Cooling tower fan not getting detected

Hi,

I’m facing an issue with the CPU tower cooler fan on my Pironman 5 setup.

Setup

  • Raspberry Pi 5

  • Pironman 5 case (using the provided 4-pin PWM CPU fan)

  • Raspberry Pi OS (tested on both NVMe and microSD)

Issue

  • The CPU fan spins briefly at boot

  • After the system fully boots, the fan stops and never spins again, even under load

  • CPU temperature crosses 50°C+, but the fan still does not start

What I’ve tested

  • Reinstalled Raspberry Pi OS (both SD and NVMe)

  • Tested without Pironman software installed

  • Reseated the fan connector multiple times

  • Confirmed the fan is connected to the Pi 5 4-pin fan header

Diagnostic output

ls /sys/class/thermal/

Output:

thermal_zone0

:backhand_index_pointing_right: There is no cooling_device0, which suggests the fan is not being detected by the system.

I also tried:

cat /sys/class/thermal/cooling_device0/cur_state

Result:

No such file or directory

Observation

  • Fan gets power at boot (spins briefly)

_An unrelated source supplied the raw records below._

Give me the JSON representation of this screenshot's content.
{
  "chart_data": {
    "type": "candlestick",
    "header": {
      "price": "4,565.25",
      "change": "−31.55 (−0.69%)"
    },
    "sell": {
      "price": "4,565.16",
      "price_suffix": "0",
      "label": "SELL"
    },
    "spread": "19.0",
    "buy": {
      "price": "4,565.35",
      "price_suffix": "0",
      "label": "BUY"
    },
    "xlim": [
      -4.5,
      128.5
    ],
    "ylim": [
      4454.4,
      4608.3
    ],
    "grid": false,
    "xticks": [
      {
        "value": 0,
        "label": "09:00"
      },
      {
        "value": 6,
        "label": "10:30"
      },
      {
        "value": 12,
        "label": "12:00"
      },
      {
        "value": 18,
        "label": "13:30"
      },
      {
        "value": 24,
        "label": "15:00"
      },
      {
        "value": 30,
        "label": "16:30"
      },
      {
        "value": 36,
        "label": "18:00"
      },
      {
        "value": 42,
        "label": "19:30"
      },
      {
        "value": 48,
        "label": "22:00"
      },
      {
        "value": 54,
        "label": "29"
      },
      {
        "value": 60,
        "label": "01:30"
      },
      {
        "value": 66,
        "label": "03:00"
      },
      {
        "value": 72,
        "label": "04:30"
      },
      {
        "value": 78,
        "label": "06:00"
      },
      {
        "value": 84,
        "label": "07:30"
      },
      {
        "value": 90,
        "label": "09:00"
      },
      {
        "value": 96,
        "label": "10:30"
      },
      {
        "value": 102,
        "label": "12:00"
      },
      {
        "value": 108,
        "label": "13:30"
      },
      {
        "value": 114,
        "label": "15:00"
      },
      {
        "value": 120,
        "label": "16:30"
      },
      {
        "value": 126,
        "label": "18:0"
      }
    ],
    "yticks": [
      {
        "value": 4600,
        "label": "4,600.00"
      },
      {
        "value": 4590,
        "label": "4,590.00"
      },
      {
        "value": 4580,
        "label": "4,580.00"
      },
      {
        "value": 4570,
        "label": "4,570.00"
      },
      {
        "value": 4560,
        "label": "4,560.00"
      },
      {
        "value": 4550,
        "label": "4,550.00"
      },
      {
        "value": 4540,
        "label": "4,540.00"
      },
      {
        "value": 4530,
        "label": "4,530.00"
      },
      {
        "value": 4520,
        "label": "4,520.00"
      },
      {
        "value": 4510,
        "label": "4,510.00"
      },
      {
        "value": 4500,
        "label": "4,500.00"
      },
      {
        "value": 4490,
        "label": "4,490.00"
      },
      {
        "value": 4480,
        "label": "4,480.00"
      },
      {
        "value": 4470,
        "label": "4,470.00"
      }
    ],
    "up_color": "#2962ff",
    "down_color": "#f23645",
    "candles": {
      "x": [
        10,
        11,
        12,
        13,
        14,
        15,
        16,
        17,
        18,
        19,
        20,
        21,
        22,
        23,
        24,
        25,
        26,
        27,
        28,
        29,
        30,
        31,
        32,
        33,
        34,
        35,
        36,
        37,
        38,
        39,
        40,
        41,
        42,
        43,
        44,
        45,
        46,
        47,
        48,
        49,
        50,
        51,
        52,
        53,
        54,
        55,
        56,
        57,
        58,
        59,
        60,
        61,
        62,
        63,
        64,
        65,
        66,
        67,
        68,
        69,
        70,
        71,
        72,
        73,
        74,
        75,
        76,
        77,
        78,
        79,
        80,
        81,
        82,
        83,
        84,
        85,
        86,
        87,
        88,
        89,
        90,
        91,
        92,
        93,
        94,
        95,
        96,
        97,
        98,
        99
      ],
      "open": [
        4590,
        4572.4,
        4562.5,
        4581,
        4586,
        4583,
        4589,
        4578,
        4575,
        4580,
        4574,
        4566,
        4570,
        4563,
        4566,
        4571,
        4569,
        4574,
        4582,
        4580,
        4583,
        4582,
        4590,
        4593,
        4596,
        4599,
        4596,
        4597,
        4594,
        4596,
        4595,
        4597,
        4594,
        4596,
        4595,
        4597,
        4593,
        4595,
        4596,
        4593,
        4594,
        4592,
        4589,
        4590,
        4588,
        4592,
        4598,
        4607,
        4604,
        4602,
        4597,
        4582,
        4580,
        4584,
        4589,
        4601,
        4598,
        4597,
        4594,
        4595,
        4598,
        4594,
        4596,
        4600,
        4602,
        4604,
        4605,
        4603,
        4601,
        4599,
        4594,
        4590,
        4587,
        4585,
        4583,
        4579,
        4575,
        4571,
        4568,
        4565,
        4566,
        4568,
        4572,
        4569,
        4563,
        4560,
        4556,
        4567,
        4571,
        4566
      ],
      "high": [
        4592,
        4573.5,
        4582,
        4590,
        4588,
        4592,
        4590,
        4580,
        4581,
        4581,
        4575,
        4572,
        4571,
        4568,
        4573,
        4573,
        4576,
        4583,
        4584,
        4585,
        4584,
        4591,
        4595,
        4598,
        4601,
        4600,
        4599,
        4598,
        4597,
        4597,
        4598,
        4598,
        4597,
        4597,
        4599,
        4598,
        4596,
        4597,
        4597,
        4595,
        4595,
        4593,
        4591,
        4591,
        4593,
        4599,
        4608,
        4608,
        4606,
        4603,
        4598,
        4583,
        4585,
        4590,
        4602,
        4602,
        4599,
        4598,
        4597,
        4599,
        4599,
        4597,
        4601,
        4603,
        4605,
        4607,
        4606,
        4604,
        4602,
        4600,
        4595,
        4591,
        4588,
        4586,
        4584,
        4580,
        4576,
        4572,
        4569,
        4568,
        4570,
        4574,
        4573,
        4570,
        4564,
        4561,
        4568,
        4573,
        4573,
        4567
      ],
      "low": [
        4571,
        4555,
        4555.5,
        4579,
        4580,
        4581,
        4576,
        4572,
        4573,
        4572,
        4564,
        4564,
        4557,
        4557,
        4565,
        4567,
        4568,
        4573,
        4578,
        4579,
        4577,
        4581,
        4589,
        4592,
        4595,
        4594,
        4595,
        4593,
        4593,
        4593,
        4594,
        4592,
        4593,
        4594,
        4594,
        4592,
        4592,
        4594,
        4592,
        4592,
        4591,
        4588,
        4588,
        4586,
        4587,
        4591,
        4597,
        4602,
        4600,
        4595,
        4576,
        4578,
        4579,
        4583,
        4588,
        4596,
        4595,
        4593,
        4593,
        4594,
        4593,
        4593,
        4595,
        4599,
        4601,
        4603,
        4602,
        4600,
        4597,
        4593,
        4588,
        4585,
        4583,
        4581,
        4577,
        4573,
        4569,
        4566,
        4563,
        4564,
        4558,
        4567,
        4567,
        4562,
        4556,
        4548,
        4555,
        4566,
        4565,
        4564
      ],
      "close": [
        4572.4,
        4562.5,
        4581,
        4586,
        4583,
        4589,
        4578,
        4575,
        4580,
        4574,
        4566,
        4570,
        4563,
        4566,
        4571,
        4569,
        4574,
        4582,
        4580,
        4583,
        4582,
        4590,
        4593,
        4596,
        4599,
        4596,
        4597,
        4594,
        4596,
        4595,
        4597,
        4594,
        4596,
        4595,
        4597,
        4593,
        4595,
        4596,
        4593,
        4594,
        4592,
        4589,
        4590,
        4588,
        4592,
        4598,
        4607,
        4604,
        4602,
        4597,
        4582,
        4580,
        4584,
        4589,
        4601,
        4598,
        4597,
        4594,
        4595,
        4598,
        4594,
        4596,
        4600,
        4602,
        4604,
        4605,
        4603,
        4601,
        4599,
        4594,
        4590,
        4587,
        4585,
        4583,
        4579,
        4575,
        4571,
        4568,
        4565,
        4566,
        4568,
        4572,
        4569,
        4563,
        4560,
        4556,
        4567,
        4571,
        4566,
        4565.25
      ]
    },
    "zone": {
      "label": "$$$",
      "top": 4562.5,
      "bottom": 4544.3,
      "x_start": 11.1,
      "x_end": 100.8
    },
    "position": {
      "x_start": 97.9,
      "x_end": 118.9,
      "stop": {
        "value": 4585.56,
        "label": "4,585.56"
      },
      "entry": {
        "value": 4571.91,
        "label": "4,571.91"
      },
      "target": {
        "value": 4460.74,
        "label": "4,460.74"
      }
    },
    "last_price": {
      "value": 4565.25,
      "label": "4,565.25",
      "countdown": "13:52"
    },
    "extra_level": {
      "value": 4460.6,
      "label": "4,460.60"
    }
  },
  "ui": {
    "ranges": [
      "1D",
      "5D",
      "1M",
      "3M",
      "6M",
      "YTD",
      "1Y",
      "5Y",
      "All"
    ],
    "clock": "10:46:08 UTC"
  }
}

  • But appears not detected as a PWM fan by the OS


Question

  • Is this a known issue with the Pironman 5 CPU fan?

  • Could this be a cable / pinout / compatibility issue with the Pi 5 fan header?

  • Is there any additional driver or configuration required for the CPU fan (not the RGB fans)?

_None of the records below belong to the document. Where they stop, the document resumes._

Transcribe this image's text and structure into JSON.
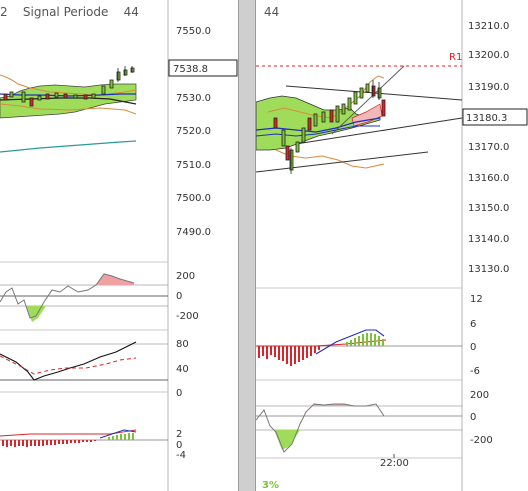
{
  "left": {
    "header": {
      "period_fragment": "2",
      "label": "Signal Periode",
      "value": "44"
    },
    "price_axis": [
      "7550.0",
      "7540.0",
      "7530.0",
      "7520.0",
      "7510.0",
      "7500.0",
      "7490.0"
    ],
    "price_box": "7538.8",
    "ind1_axis": [
      "200",
      "0",
      "-200"
    ],
    "ind2_axis": [
      "80",
      "40",
      "0"
    ],
    "ind3_axis": [
      "2",
      "0",
      "-4"
    ]
  },
  "right": {
    "header": {
      "value": "44"
    },
    "price_axis": [
      "13210.0",
      "13200.0",
      "13190.0",
      "13180.0",
      "13170.0",
      "13160.0",
      "13150.0",
      "13140.0",
      "13130.0"
    ],
    "price_box": "13180.3",
    "r1_label": "R1",
    "ind1_axis": [
      "12",
      "6",
      "0",
      "-6"
    ],
    "ind2_axis": [
      "200",
      "0",
      "-200"
    ],
    "time_label": "22:00",
    "footer_pct": "3%"
  },
  "colors": {
    "green_fill": "#9fdc5a",
    "bull": "#7cc236",
    "bear": "#d9242a",
    "r1_line": "#d9242a",
    "sma_orange": "#d98c3a",
    "sma_blue": "#1f2fbf",
    "sma_teal": "#2a9a9a"
  }
}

Any guidance would be appreciated.

The cooling tower is directly controlled by the Raspberry Pi’s fan control strategy. You can run the following commands to check whether the fan is working:

Keep the fan running at full speed
pinctrl FAN_PWM op dl

Stop the fan completely
pinctrl FAN_PWM op dh

Let the fan follow the Raspberry Pi’s default fan control strategy (typically starts at around 50°C)
pinctrl FAN_PWM a0

Please run these three commands to see if the fan responds properly. If it works as expected, you can simply leave it with pinctrl FAN_PWM a0.

By the way, may I ask — were these fan testing commands provided by an AI? Recently, I’ve noticed many people using incorrect commands when testing Raspberry Pi fans with the help of AI.